Marten’s third album ‘Flora Fauna’ is a collection of songs that acknowledge the need to weed-out toxic behaviours, using metaphors in nature to nod to both her imperfections and personal growth or humankind’s precariousness. All this is soundtracked, largely, by a departure from the pretty but safe acoustic sound of her 2016 debut ‘Writing Of Blues And Yellows’ and its 2019 follow-up ‘Feeding Seahorses By Hand’. Marten learned bass and listened to lots of Krautrock around this record; the melodies here are her most moreish, her stories are her most open and experimentation is at its broadest.
‘Ruin’ sees Marten ruminate on her tendency to self-destruct (“Got a war with my body”).
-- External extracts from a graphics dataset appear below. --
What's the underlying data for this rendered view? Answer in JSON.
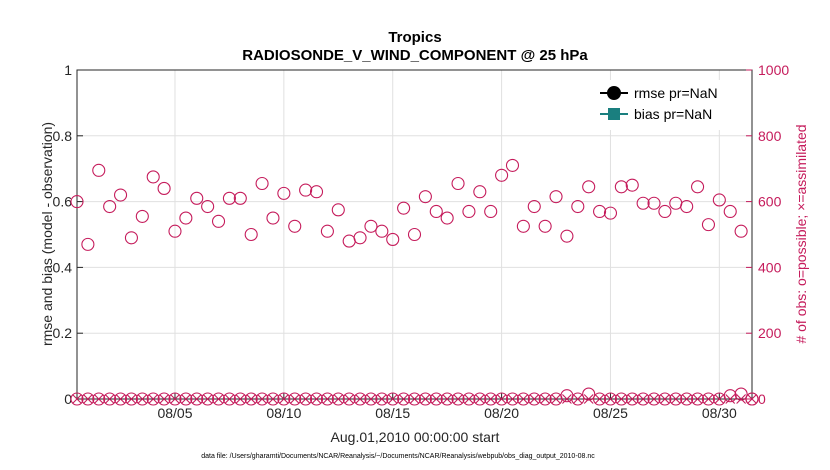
{
  "chart_data": {
    "type": "scatter",
    "title": "Tropics",
    "subtitle": "RADIOSONDE_V_WIND_COMPONENT @ 25 hPa",
    "xlabel": "Aug.01,2010 00:00:00 start",
    "ylabel_left": "rmse and bias (model - observation)",
    "ylabel_right": "# of obs: o=possible; ×=assimilated",
    "footnote": "data file: /Users/gharamti/Documents/NCAR/Reanalysis/~/Documents/NCAR/Reanalysis/webpub/obs_diag_output_2010-08.nc",
    "xlim": [
      0.5,
      31.5
    ],
    "ylim_left": [
      0,
      1
    ],
    "ylim_right": [
      0,
      1000
    ],
    "grid": true,
    "x_ticks": [
      {
        "value": 5,
        "label": "08/05"
      },
      {
        "value": 10,
        "label": "08/10"
      },
      {
        "value": 15,
        "label": "08/15"
      },
      {
        "value": 20,
        "label": "08/20"
      },
      {
        "value": 25,
        "label": "08/25"
      },
      {
        "value": 30,
        "label": "08/30"
      }
    ],
    "y_ticks_left": [
      {
        "value": 0,
        "label": "0"
      },
      {
        "value": 0.2,
        "label": "0.2"
      },
      {
        "value": 0.4,
        "label": "0.4"
      },
      {
        "value": 0.6,
        "label": "0.6"
      },
      {
        "value": 0.8,
        "label": "0.8"
      },
      {
        "value": 1,
        "label": "1"
      }
    ],
    "y_ticks_right": [
      {
        "value": 0,
        "label": "0"
      },
      {
        "value": 200,
        "label": "200"
      },
      {
        "value": 400,
        "label": "400"
      },
      {
        "value": 600,
        "label": "600"
      },
      {
        "value": 800,
        "label": "800"
      },
      {
        "value": 1000,
        "label": "1000"
      }
    ],
    "legend": {
      "position": "top-right",
      "entries": [
        {
          "name": "rmse pr=NaN",
          "color": "#000000",
          "marker": "circle"
        },
        {
          "name": "bias pr=NaN",
          "color": "#1a7f7f",
          "marker": "square"
        }
      ]
    },
    "series": [
      {
        "name": "possible",
        "axis": "right",
        "marker": "open-circle",
        "color": "#c51b5b",
        "x": [
          0.5,
          1,
          1.5,
          2,
          2.5,
          3,
          3.5,
          4,
          4.5,
          5,
          5.5,
          6,
          6.5,
          7,
          7.5,
          8,
          8.5,
          9,
          9.5,
          10,
          10.5,
          11,
          11.5,
          12,
          12.5,
          13,
          13.5,
          14,
          14.5,
          15,
          15.5,
          16,
          16.5,
          17,
          17.5,
          18,
          18.5,
          19,
          19.5,
          20,
          20.5,
          21,
          21.5,
          22,
          22.5,
          23,
          23.5,
          24,
          24.5,
          25,
          25.5,
          26,
          26.5,
          27,
          27.5,
          28,
          28.5,
          29,
          29.5,
          30,
          30.5,
          31,
          31.5
        ],
        "y": [
          600,
          470,
          695,
          585,
          620,
          490,
          555,
          675,
          640,
          510,
          550,
          610,
          585,
          540,
          610,
          610,
          500,
          655,
          550,
          625,
          525,
          635,
          630,
          510,
          575,
          480,
          490,
          525,
          510,
          485,
          580,
          500,
          615,
          570,
          550,
          655,
          570,
          630,
          570,
          680,
          710,
          525,
          585,
          525,
          615,
          495,
          585,
          645,
          570,
          565,
          645,
          650,
          595,
          595,
          570,
          595,
          585,
          645,
          530,
          605,
          570,
          510,
          0
        ]
      },
      {
        "name": "assimilated",
        "axis": "right",
        "marker": "x",
        "color": "#c51b5b",
        "x": [
          0.5,
          1,
          1.5,
          2,
          2.5,
          3,
          3.5,
          4,
          4.5,
          5,
          5.5,
          6,
          6.5,
          7,
          7.5,
          8,
          8.5,
          9,
          9.5,
          10,
          10.5,
          11,
          11.5,
          12,
          12.5,
          13,
          13.5,
          14,
          14.5,
          15,
          15.5,
          16,
          16.5,
          17,
          17.5,
          18,
          18.5,
          19,
          19.5,
          20,
          20.5,
          21,
          21.5,
          22,
          22.5,
          23,
          23.5,
          24,
          24.5,
          25,
          25.5,
          26,
          26.5,
          27,
          27.5,
          28,
          28.5,
          29,
          29.5,
          30,
          30.5,
          31,
          31.5
        ],
        "y": [
          0,
          0,
          0,
          0,
          0,
          0,
          0,
          0,
          0,
          0,
          0,
          0,
          0,
          0,
          0,
          0,
          0,
          0,
          0,
          0,
          0,
          0,
          0,
          0,
          0,
          0,
          0,
          0,
          0,
          0,
          0,
          0,
          0,
          0,
          0,
          0,
          0,
          0,
          0,
          0,
          0,
          0,
          0,
          0,
          0,
          0,
          0,
          0,
          0,
          0,
          0,
          0,
          0,
          0,
          0,
          0,
          0,
          0,
          0,
          0,
          0,
          0,
          0
        ]
      },
      {
        "name": "possible-near-zero",
        "axis": "right",
        "marker": "open-circle",
        "color": "#c51b5b",
        "x": [
          0.5,
          1,
          1.5,
          2,
          2.5,
          3,
          3.5,
          4,
          4.5,
          5,
          5.5,
          6,
          6.5,
          7,
          7.5,
          8,
          8.5,
          9,
          9.5,
          10,
          10.5,
          11,
          11.5,
          12,
          12.5,
          13,
          13.5,
          14,
          14.5,
          15,
          15.5,
          16,
          16.5,
          17,
          17.5,
          18,
          18.5,
          19,
          19.5,
          20,
          20.5,
          21,
          21.5,
          22,
          22.5,
          23,
          23.5,
          24,
          24.5,
          25,
          25.5,
          26,
          26.5,
          27,
          27.5,
          28,
          28.5,
          29,
          29.5,
          30,
          30.5,
          31,
          31.5
        ],
        "y": [
          0,
          0,
          0,
          0,
          0,
          0,
          0,
          0,
          0,
          0,
          0,
          0,
          0,
          0,
          0,
          0,
          0,
          0,
          0,
          0,
          0,
          0,
          0,
          0,
          0,
          0,
          0,
          0,
          0,
          0,
          0,
          0,
          0,
          0,
          0,
          0,
          0,
          0,
          0,
          0,
          0,
          0,
          0,
          0,
          0,
          10,
          0,
          15,
          0,
          0,
          0,
          0,
          0,
          0,
          0,
          0,
          0,
          0,
          0,
          0,
          10,
          15,
          0
        ]
      }
    ]
  },
  "colors": {
    "accent": "#c51b5b",
    "bias": "#1a7f7f"
  }
}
She illustrates the conflict of being cognisant of that but proceeding anyway (“I’ve been committing a crime”) by shifting from springy beats and bass on the verses to sharp, darting guitars and kinetic drums on the chorus. These beat switches course through the album elsewhere. It’s a welcome refresh of her songwriting.
On ‘Garden Of Eden’, Marten sings about nature as a tonic to modern-day overwork (“Eat the sun, and water up”), while ‘Ruin’’s chorus houses looser beats and more joyful tones, unfurling like a flower in a garden where she’s ready to “feel alive” again.
As with the sitar-spun knots of ‘Heaven’, ‘Human Replacement’ sees Marten push for more curious sounds amid themes of women’s safety and religious faith. A noodling bassline, paired with kitchen pot percussion and Marten’s unnerving, spoken word-esque delivery introduces ‘Human Replacement’’s tale of feeling “not safe in the evening” because “you could be taken”. Jabbing piano chords and screeching strings make for an explosive chorus: a clarion call for every woman’s right to be left alone when out at night.
On ‘Flora Fauna’, Marten navigates a newfound confidence while examining what it takes to survive and thrive. It’s her most mature, vivid work yet – and would be impressive from an artist of any age.